Where is the pride, even if it is personal and selfish? At least play for your average.
You would think they would see it as a great chance to prove all the criticism wrong. Instead they have proved it is 100% correct.
Where is the opener who batted with a broken hand in India? Give him a go.
They do give every impression of being a side who, if anything doesn't go their way, will simply give up because it's too hard. Too many players in that side who expect to be able to leave the hard yards to others (Cook, Root, Ali). And if those others don't come off, they seem to think that's a good excuse to give up.
Sir Geoffrey is FEWMIN!
If you want to look at luxuries in that side, I'd say a guy with 100+ wickets and 2000+ runs (usually batting with the tail) isn't where I'd start.
I can think of four players who need to go and none of them is Ali. I also think young Stokes might want to find a few performances pretty damn quickly.
I'm a shít bowler, but did once find myself on a hat-trick despite bowling trundling slow-medium. First bloke nicked off, second was trapped in front. Third ball, I bowled a rank long-hop and was carted for four. Universal order was restored.
Even then, I thought bowling was shîte.
Thinking about it though, if you're a professional player with all that money you make and the great life you have, why on earth would you want to bat all day; surely you could find better things to do, things which have rather alot less aggro attached, from supporters and social media and such.

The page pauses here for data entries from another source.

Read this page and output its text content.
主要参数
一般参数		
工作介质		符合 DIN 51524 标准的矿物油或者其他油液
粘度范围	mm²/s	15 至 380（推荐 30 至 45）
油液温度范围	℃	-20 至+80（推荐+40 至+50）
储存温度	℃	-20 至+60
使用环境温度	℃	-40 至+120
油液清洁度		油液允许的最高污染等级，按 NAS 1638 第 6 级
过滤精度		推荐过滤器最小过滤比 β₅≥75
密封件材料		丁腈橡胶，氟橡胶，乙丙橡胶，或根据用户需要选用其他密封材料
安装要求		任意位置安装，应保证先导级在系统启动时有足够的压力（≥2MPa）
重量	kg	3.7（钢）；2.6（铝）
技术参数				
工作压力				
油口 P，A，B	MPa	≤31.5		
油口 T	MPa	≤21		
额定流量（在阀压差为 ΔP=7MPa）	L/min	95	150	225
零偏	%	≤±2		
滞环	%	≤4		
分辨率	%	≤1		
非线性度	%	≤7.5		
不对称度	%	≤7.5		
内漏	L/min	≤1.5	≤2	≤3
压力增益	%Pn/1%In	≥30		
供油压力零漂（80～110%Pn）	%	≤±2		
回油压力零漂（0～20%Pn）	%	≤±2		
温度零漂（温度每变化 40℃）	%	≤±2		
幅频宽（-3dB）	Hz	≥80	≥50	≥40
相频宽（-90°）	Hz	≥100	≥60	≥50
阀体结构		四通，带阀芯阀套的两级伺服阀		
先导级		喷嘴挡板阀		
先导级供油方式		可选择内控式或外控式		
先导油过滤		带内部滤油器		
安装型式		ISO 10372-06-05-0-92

Imagine being the thirtieth player on the Arsenal squad list. Perfect life. You turn up to train every day, you play a bit of football with the lads, a little gym work (highly tedious, of course, but many people love it) and then a spot of lunch. Knock off at four. There's no hassle because nobody knows who you are. There's no Montys jumping out at you demanding selfies, for example. And no trips to Elland Road and no forty thousand Yorkshiremen bantering you off. Nobody keying your flash new car because you had a bad game at Spurs. You also have a decent house, all paid off quickly, with all mod cons, the best holidays and even if you never get another pro contract, you walk away from the game practically made for life or just meander down the leagues.
I'm guessing this all applies to professional cricketers just the same.